By ROBERT PIERCE
On July 13, 1900, Paul Woods, J.W. Berryman and J.E. George teamed up to establish the Liberal State Bank.
Three years later, that bank would become the First National Bank, and this year, Liberal’s first banking center is celebrating 110 years in the community.
When the bank began, its capital stock was $5,000 with a surplus of another $5,000. By the end of 1900, the deposits had reached a total of nearly $42,000, with total loans of nearly $41,000.
FNB’s first location was in a small building in the 200 block of North Kansas. After succeeding moves, in 1960, the bank moved to a location at 324 N. Kansas. This location would include Liberal’s first drive-up banking facility.

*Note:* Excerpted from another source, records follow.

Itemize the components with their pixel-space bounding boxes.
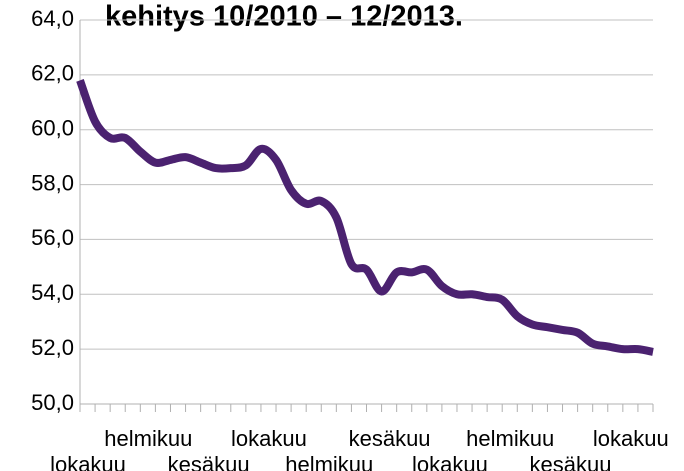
y-tick-label: 54,0 — [31, 280, 74, 305]
y-tick-label: 52,0 — [31, 335, 74, 360]
line-series — [76, 78, 654, 356]
x-tick-label: lokakuu — [593, 426, 669, 451]
x-tick-label: helmikuu — [104, 426, 192, 451]
y-tick-label: 64,0 — [31, 6, 74, 31]
x-tick-label: lokakuu — [412, 452, 488, 471]
y-tick-label: 62,0 — [31, 61, 74, 86]
x-tick-label: helmikuu — [285, 452, 373, 471]
y-tick-label: 60,0 — [31, 116, 74, 141]
x-tick-label: lokakuu — [50, 452, 126, 471]
y-tick-label: 58,0 — [31, 170, 74, 195]
x-tick-label: kesäkuu — [530, 452, 612, 471]
y-tick-label: 50,0 — [31, 390, 74, 415]
x-tick-label: kesäkuu — [168, 452, 250, 471]
x-tick-label: kesäkuu — [349, 426, 431, 451]
y-tick-label: 56,0 — [31, 225, 74, 250]
x-tick-label: lokakuu — [231, 426, 307, 451]
chart-title: kehitys 10/2010 – 12/2013. — [105, 1, 463, 33]
x-tick-label: helmikuu — [466, 426, 554, 451]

In 2008, the bank would once again find a new home at its present location at 1700 N. Lincoln.
Tina Call, who came on board with FNB in 2002 as a chief financial officer, became president in 2006, and she contributes the bank’s staying power to what she called its greatest assets – its employees.
“We have several that have been here 25 to 30 years,” she said. “I’d say half a dozen have been here that long. Our employees have always been our greatest assets. When you know the people you’re dealing with, especially these days in a bank, and when you’re familiar with those people and you’re comfortable with those people, it helps tremendously.”
The Winger family, including former FNB president Melvin Winger, purchased the bank in 1975 and have been in place as the owners since. Call said this has likewise contributed greatly to the success of the bank.
“The philosophies and the standards that are owners have set haven’t changed,” she said. “The goals have always been to serve our community and to serve our customers, and we’ve been able to do that with our employees and with our ownership.”
Call illustrated the help the Winger family, who bought interest in the bank from the heirs of J.E. George, the bank’s first president, has provided by showing that since 1975, the bank has expanded throughout Liberal as well as into other area communities.
“Right now, we have a branch on the south side,” she said. “We have a branch downtown, our main branch, the Wal-Mart location and Hugoton.”
Call said, however, at the moment there are no plans to expand outside of the bank’s immediate territory.
“We’re part of a holding company,” she said. “We cover the southwest corner of Kansas. Our holding company has Johnson, Syracuse, Elkhart, Rolla and Garden City. That was the goal of our holding company to cover this territory.”
In addition to its employees, Call said FNB said the customer service they provide is also its strongest asset.
“We have a high standard for the way we operate,” she said. “We don’t fall into trends. We maintain that high standard, and I think that’s given us the stability that we’ve needed over the years to be able to continue to grow.”
Call noted the growth of FNB since 1900 from that original $10,000 investment to today’s numbers of $20 million in capital and assets of nearly $235 million. She said when the Winger family purchased the bank in 1975, the assets were around $25 million.
“They’ve just maintained the stability and have been a stable part and the reason behind our ability to continue to grow,” she said. “We’ve had about 25 to 30 percent growth just over the last four years. We’re very pleased.”
Call said she is looking forward to the future of FNB.
“We’ve been here for two years,” she said of the location on North Lincoln. “We’ve settled in now, and we’re here for the next 110 years. Hopefully, the building will last another 110 years.”